Слова не могли выразить его восторги, и он был вынужден пройтись по комнате, пока Элизабет пыталась соединить вежливость и правду в двух-трех коротких фразах.
— Правду сказать, дражайшая кузина, вы можете сообщить о нас в Хартфордшире самые лучшие известия. Во всяком случае, льщу себя мыслью, что так полагаете и вы сами. Ежедневно вы были свидетельницей внимания, которое леди Кэтрин оказывает миссис Коллинз. И я уповаю, что никому не покажется, будто вашей подруге выпал несчастный… но на это лучше набросить покров молчания. Лишь разрешите мне заверить вас, дражайшая мисс Элизабет, что я могу от всего сердца пожелать вам обрести в супружестве равное счастье. Моя любезная Шарлотта и я едины душой и мыслями. Во всем видно поразительное сходство наших характеров и помыслов. Мы словно были предназначены друг для друга.
Элизабет могла лишь сказать, что подобное всегда великое счастье, и с той же искренностью добавила, что не сомневается в разных благах, которые дарит ему домашняя жизнь, и очень этому рада. Однако она нисколько не пожалела, когда появление подательницы сих благ прервало подробное их перечисление. Бедняжка Шарлотта! Как жаль было оставлять ее в подобном обществе! Но она сделала свой выбор с открытыми глазами и, хотя, видимо, сожалела, что ее гостьи уезжают, о сочувствии как будто не просила. Ее дом и хозяйство, приходские дела и ее птичник, как и все прочее, требовавшее ее участия, еще не утратили своего обаяния.
Наконец экипаж был подан, сундуки привязаны снаружи, свертки уложены внутри, и кучер объявил, что можно трогаться. После нежного прощания с Шарлоттой мистер Коллинз проводил Элизабет до экипажа. И пока они шли через сад, он поручал ей передать его наилучшие пожелания всей ее семье, не забыв добавить благодарность за доброту, оказанную ему в Лонгборне зимой, а также его нижайшее почтение мистеру и миссис Гардинерам, с коими он не имеет счастья быть знакомым.
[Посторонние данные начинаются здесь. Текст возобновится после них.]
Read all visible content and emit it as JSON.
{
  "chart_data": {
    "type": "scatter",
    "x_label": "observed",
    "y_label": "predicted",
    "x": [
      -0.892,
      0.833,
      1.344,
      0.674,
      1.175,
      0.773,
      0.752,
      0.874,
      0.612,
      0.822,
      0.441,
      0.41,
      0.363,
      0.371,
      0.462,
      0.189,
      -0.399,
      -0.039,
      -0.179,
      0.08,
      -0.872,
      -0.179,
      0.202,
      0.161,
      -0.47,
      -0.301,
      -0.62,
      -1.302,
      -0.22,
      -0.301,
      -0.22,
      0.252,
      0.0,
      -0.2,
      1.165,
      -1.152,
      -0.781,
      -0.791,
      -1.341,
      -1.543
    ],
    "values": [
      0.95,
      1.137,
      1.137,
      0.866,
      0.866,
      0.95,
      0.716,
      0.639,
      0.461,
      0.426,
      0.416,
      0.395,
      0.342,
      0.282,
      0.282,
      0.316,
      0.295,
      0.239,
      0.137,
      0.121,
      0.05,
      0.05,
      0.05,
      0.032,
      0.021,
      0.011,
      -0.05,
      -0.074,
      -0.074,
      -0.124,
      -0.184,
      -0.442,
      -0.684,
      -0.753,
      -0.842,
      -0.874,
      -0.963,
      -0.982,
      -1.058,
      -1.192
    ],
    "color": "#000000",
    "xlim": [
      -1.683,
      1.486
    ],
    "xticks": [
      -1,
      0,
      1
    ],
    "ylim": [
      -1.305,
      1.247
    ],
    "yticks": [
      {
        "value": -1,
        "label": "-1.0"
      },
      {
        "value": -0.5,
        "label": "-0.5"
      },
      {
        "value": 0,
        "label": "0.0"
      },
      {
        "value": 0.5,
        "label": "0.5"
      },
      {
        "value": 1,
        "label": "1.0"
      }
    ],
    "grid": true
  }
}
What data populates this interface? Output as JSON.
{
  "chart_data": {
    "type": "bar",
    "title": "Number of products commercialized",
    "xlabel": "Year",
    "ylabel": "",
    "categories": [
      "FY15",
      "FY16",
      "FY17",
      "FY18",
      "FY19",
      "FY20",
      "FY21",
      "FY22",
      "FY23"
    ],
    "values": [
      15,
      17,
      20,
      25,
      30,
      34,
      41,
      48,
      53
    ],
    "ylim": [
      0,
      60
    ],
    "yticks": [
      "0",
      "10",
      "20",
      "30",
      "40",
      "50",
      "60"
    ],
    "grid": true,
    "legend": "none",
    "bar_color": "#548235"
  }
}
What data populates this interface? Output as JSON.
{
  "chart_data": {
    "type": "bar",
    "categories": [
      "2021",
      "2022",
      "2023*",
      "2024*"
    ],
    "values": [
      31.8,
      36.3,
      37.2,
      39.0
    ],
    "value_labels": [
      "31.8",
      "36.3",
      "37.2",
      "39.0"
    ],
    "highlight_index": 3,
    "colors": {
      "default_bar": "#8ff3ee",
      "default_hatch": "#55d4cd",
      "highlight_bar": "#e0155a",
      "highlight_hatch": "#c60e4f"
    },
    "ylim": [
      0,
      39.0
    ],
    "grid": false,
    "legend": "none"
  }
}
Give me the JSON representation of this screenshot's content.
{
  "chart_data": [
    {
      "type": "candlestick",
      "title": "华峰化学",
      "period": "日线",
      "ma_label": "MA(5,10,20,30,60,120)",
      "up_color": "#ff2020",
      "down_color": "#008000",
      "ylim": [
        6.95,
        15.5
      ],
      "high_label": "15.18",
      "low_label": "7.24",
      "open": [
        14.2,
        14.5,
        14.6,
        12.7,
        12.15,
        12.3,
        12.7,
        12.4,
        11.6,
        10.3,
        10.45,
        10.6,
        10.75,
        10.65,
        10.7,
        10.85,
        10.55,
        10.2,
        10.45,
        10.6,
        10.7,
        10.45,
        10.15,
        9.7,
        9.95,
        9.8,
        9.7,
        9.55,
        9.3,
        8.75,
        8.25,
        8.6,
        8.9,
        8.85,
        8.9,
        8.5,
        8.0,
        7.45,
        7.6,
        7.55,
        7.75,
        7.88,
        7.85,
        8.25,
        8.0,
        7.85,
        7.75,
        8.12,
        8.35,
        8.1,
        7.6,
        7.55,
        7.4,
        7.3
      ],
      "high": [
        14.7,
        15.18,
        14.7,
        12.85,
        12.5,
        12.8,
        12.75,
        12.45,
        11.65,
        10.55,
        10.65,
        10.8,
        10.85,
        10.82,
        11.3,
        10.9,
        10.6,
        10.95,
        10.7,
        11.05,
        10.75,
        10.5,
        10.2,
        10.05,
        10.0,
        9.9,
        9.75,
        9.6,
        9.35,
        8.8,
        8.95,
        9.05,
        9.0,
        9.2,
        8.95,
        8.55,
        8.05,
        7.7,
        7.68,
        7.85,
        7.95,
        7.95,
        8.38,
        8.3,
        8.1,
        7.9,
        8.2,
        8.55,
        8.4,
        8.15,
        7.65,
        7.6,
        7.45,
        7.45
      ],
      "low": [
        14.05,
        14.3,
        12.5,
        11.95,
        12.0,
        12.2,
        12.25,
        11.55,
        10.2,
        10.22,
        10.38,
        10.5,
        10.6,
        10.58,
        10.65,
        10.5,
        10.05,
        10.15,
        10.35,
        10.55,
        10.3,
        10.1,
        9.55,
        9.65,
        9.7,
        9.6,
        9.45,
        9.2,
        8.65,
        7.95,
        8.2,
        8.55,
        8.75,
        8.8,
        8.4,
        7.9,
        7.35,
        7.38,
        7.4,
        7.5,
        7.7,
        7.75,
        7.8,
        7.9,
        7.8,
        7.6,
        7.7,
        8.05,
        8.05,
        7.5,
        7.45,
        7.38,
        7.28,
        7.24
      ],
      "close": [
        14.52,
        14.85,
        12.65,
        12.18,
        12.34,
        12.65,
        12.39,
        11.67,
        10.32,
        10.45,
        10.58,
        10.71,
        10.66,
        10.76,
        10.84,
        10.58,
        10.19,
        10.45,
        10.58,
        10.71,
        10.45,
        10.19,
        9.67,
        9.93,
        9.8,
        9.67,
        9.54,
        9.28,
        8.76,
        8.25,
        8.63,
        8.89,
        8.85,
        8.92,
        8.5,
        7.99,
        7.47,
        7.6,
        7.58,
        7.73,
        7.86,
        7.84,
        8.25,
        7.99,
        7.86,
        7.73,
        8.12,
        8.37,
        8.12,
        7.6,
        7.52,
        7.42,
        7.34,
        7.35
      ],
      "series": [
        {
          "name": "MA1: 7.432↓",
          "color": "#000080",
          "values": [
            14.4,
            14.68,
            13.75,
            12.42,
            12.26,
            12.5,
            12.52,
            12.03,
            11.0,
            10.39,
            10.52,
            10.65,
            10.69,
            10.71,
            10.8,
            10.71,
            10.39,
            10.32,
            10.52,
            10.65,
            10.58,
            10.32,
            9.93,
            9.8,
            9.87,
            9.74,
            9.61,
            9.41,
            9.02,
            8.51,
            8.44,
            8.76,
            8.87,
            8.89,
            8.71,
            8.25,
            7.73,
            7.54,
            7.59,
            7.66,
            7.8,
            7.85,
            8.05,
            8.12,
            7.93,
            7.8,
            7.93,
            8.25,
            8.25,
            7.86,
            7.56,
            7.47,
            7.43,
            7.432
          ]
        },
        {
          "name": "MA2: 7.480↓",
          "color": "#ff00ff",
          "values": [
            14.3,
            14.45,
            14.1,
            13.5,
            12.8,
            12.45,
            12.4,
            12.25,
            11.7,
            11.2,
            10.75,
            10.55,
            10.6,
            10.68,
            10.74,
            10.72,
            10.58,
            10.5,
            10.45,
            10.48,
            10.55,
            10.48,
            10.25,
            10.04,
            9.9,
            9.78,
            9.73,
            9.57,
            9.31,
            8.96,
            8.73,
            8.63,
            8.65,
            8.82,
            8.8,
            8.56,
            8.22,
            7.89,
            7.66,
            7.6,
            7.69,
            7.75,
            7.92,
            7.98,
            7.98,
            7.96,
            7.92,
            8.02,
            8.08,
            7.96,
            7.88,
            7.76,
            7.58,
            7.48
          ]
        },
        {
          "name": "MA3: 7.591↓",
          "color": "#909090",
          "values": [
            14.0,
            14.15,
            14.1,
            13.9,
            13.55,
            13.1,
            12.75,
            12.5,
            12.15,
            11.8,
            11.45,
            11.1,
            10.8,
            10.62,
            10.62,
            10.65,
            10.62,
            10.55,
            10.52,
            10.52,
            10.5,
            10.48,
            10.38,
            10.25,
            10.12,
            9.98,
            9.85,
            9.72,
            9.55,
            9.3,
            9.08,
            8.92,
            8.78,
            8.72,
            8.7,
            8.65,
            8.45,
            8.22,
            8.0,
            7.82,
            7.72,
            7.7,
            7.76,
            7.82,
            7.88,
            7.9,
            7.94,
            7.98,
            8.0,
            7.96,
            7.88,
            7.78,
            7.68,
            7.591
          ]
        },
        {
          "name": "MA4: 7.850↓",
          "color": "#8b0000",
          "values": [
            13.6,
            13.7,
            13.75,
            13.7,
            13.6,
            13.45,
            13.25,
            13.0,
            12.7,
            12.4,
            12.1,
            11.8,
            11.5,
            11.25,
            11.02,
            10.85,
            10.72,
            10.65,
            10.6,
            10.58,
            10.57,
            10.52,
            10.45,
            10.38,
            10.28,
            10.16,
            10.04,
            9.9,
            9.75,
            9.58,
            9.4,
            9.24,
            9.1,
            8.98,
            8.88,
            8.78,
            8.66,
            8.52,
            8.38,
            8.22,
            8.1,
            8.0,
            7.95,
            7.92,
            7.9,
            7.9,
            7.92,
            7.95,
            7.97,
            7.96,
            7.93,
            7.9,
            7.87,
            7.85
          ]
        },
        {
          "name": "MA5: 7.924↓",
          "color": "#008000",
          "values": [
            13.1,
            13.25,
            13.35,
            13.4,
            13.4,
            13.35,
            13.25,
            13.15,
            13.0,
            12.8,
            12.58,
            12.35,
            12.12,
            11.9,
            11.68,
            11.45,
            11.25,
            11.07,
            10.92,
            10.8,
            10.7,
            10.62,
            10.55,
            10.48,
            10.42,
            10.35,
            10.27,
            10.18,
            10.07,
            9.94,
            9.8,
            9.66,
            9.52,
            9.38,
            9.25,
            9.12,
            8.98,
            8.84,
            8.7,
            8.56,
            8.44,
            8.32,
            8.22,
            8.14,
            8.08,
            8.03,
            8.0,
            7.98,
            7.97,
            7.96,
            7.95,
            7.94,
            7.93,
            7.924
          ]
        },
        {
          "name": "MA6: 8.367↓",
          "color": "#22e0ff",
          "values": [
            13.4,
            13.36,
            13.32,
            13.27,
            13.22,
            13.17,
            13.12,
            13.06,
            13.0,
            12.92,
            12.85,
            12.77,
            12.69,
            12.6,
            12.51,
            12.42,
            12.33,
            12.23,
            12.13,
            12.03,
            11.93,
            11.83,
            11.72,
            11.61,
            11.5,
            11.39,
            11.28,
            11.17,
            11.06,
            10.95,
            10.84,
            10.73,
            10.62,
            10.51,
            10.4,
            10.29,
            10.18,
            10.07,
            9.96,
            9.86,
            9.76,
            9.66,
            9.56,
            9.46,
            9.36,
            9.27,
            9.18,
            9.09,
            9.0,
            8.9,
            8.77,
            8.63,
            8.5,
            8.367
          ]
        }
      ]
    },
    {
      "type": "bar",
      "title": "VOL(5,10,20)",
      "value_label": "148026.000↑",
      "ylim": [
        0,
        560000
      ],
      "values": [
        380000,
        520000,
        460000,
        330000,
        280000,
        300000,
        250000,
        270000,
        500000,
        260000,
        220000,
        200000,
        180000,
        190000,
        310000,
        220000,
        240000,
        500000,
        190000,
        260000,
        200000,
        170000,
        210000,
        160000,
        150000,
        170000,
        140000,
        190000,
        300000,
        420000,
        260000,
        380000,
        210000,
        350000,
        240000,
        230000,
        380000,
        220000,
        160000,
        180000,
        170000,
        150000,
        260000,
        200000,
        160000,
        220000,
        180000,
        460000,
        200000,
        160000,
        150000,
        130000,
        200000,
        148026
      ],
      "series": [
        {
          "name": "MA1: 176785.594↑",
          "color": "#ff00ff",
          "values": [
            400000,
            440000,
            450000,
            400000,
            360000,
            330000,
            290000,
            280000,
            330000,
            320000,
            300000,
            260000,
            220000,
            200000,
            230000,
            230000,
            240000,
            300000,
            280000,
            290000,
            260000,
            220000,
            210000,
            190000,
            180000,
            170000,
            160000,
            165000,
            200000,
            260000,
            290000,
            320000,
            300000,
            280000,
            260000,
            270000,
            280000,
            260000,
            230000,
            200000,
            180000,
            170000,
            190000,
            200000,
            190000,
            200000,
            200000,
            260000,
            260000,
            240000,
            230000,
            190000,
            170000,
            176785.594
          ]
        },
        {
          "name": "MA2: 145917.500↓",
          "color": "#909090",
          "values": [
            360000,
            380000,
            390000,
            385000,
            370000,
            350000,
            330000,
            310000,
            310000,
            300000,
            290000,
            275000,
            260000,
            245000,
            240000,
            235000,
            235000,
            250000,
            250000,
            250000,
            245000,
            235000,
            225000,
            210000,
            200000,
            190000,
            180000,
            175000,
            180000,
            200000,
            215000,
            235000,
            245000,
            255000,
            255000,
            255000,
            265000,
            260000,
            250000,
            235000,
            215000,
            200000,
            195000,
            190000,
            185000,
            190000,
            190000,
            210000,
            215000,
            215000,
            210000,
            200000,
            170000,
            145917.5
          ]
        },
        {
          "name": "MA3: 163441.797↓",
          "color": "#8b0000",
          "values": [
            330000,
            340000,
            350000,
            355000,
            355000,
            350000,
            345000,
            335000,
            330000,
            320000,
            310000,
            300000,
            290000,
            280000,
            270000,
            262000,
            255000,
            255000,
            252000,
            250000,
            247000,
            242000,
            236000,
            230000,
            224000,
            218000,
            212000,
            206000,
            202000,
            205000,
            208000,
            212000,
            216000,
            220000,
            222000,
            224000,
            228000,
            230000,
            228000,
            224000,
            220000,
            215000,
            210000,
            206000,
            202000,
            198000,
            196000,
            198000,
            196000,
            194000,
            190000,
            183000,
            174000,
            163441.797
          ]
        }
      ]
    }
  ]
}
Затем он подсадил ее в экипаж, за ней Марию, и они уже собирались захлопнуть дверцу, когда он озабоченно напомнил им, что они все еще не поручили ему ничего передать леди Кэтрин и мисс де Бэр.
— Однако, — добавил он, — вы, несомненно, пожелаете, чтобы я передал им выражение вашего величайшего почтения и нижайшую благодарность за их доброту к вам, пока вы гостили тут.
Элизабет ничего не возразила, дверце было позволено захлопнуться, и лошади тронулись.
— Только подумать! — воскликнула Мария после не скольких минут молчания. — Кажется, и двух дней не прошло, как мы сюда приехали, а сколько всего случилось!
— Да, очень многое, — ответила ее спутница со вздохом.
— Мы девять раз обедали в Розингсе, а кроме того, два раза пили там чай! Как много у меня найдется, чего порассказать!
A Элизабет про себя добавила: «И как много мне придется скрыть!»
B дороге они разговаривали мало, никакой беды с ними не приключилось, и уже через четыре часа после отъезда из Хансфорда экипаж остановился перед домом мистера Гардинера, где им предстояло погостить несколько дней.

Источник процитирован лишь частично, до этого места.